Foi um discurso direcionado ao setor, mas também para os agentes políticos.
Já
a nomeação da deputada Flávia Arruda (PL-DF) pode ter o condão de manter
Bolsonaro próximo do próprio PL e do PP, de onde o presidente pode tirar seu
candidato a vice e garantir mais tempo de televisão para a campanha.
Bolsonaro
gosta de dizer que foi eleito sem dinheiro e tempo de propaganda em 2018. Mesmo
assim, até seus aliados concordam com a tese de que sua eleição resultou de uma
conjunção de fatores de difícil reedição. O campo adversário busca se
fortalecer nas redes sociais. E o presidente pode precisar se expor em debates
e ter mais tempo de TV para defender as realizações de seu governo.
Até
agora, porém, a reforma ministerial ainda não conseguiu acabar com a
desarticulação crônica da administração federal, origem de grande parte dos
desgastes sofridos pelo Executivo. O impasse relacionado ao Orçamento deste
ano, por exemplo, é uma dessas turbulências gestadas dentro do próprio
Executivo.
A
preocupação de Bolsonaro com a possibilidade de o aumento da miséria provocar
distúrbios sociais também se remete, em parte, a essas divergências internas.

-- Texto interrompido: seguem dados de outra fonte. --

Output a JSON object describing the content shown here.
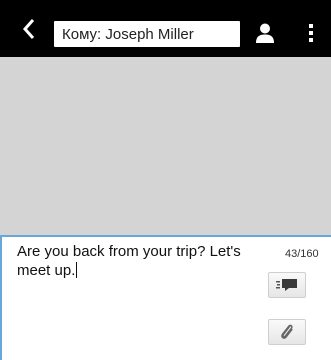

É preciso pontuar que o governo demorou muito para editar uma medida provisória e estabelecer o novo benefício emergencial. Milhões de brasileiros receberão um auxílio emergencial menor e muito mais tarde do que suas famílias podem suportar. Os saques em dinheiro só terão início em maio. Quem nasceu em dezembro só poderá colocar as mãos no dinheiro em junho, e as últimas parcelas estão previstas para setembro. Isso não tem nada a ver com o que o STF decidiu sobre a autonomia dos entes subnacionais para combater a pandemia nem com as medidas de isolamento adotadas por governadores ou prefeitos. Os demais Poderes não podem ser culpados pela morosidade e desarticulação do Executivo.